Из оцепенения, продолжавшегося вечность или две, вывел телефонный звонок, веселая мелодия — «Прогулка вдоль берега моря».

— Добрый день, меня зовут Игорь, у меня для вас есть очень выгодное предложение. Алексей удивился своей реакции — он не прервал разговор сразу.

Голос в телефоне был, как и полагается — напористый, но не заученно-любезный, на первой же секунде сваливающийся в фальшь, и не наглый, а почти настоящий, и даже немного авантюрный, доверительный. Природный актер по жизни, подумал он, нарцисс, в охоте за симпатией окружающих.

Был вечер, по стенам комнаты с неожиданными для деревенской глуши эстетикой минимализма и старательно подобранной библиотекой ползли и сгущались тени от деревьев, посаженных вокруг дома и дальше переходящих в непролазную чащу, некогда бывшей то ли советской базой отдыха, то ли, еще раньше, парком в имении. Солнце было совсем низко и иногда отдельный луч, пробившись сквозь толщу листвы, отпечатывался то на стене, то на корешках книг, смешиваясь со светом торшера в углу.

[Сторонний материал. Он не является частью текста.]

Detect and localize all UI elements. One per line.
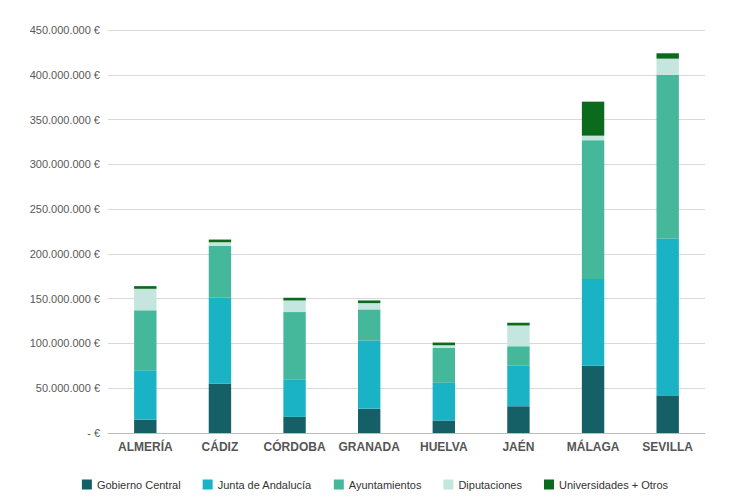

— Да, занятно, — Алексей чуть поколебался, прервать ли все же разговор сейчас или чуть позже. И добавил, выплывая из сумеречного состояния:

— А почему вы думаете, что вам известно, что именно мне интересно? Он посмотрел на раскрытый ноутбук, где уже несколько дней страница оставалась мерцающим белым экраном, и было лишь выведено название документа «Философский ответ на смерть — к началам этического». Поднимая глаза выше, по комнате, ставшей уже привычной за последние несколько дней, он замер: в углу, недалеко от окна, смотрящего в темный лес, там, где лежало пятно тени от лампы и сходились бревна сруба, стояло ружье. Черный, воронёный ствол, темного дерева приклад. На мгновение ему стало как-то странно, посмотрел еще раз, нет же, показалось, конечно.

— Нет, ну что вы, это будет интересно вам независимо от того, чем вы занимаетесь, ведь это такие общечеловеческие вещи, знаете… Псевдо-Игорь зазвучал еще более напористо и весело, как будто он только и ждал момента, чтобы наконец разбудить в нем вкус к настоящей жизни.

— Хотите, скажу вам одну важную вещь…?

Алексей прервал — Нет, не хочу, давайте лучше я вас спрошу.

Сочетание какой-то личной, неподделанной интонации с очевидным, банальным мошенничеством, которое все равно прет напролом, неожиданно задело. Конечно, он держит его за идиота. Он представил себе этого Игоря, источающего позитив, и, как вампир, питающийся всем, что не на него отзовется, для того чтобы источать позитив дальше и больше, продвигаться все выше, преуспевать, получать больше всего — всех этих фантиков-символов успеха, сияний, ореолов, аур, чтобы пускать их в оборот дальше, разгонятся и разгонять всю эту машину, без которой ему пропасть, чтобы, немного перебрав, сидя где-нибудь в баре с приятелем, бывшим одноклассником, таким же как он и, почему-то больше преуспевшим в почетном древнем искусстве мыльных пузырей, преисполнится вселенской тоски от чего-то ,что он никак не может пересказать вот уже третий час, хотя, конечно с Марусей у него все не очень и, похоже, у нее с кем-то роман.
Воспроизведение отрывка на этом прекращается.